I have been a wine retailer, importer and distributor for 30 years. In that time, I have publicly presented tastings and talks on wine to trade and private audiences. These have taken the form of wine ‘tastings’ or charity events where a particular subject is presented and wines tasted. I have developed a talk, A Brief Story of Wine, a great subject, and full of rich evidence, going back 7,000 years, in the form of paintings, decorated drinking vessels, buildings and literature that contribute to the story.







19 May 2021

Charles Dickens or alternatively Now you see it, now you don’t, The Art of visual deception

This is one of the quirkiest lectures you will ever hear. There is a universal delight in being deceived and in this lecture Bertie Pearce takes his audience on a whistle stop tour of art which fools, surprises and amuses the viewer. Beginning and ending with the Belgian surrealist, René Magritte, it encompasses Trompe L’eoil, Banksy, Bridget Riley, Arcimboldo and Escher to name a few. Hold on to your seats and get ready to be visually fried.

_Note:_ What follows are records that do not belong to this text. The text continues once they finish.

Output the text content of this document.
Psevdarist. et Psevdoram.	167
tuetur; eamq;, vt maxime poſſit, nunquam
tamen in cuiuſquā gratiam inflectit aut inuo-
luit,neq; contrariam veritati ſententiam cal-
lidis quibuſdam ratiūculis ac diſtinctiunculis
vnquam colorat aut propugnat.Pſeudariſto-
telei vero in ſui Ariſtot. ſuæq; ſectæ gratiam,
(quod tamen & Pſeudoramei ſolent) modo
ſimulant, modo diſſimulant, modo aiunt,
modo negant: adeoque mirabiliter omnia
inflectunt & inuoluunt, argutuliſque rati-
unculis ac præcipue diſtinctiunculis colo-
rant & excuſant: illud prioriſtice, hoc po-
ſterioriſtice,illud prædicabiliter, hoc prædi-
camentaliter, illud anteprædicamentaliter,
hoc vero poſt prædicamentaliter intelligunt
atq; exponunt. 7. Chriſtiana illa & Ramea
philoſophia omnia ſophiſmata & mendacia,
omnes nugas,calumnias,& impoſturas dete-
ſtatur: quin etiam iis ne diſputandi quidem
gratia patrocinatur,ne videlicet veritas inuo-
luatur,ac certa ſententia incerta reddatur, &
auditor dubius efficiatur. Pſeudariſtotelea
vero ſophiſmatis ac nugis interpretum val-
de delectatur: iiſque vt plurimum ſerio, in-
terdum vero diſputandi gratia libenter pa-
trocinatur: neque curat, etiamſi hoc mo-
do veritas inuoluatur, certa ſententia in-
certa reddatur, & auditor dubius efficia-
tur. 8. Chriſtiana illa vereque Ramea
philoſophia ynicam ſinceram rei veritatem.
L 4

Arts Society Directory Day.
©Richard Eaton

Lecturer: Bertie Pearce

Has a BA (Hons) in Drama from Manchester University, and a Diploma Internationale from the École Internationale du Théatre, Jacques Lecoq. A member of the Inner Magic Circle, with Gold Star. Past experience includes lecturing and performing on cruise ships, and to U3A, historical societies, festivals, schools and colleges. In addition, has toured the world with a magic cabaret show and a one man show entitled All Aboard. Has written articles for newspapers and magazines on entertainment and theatre.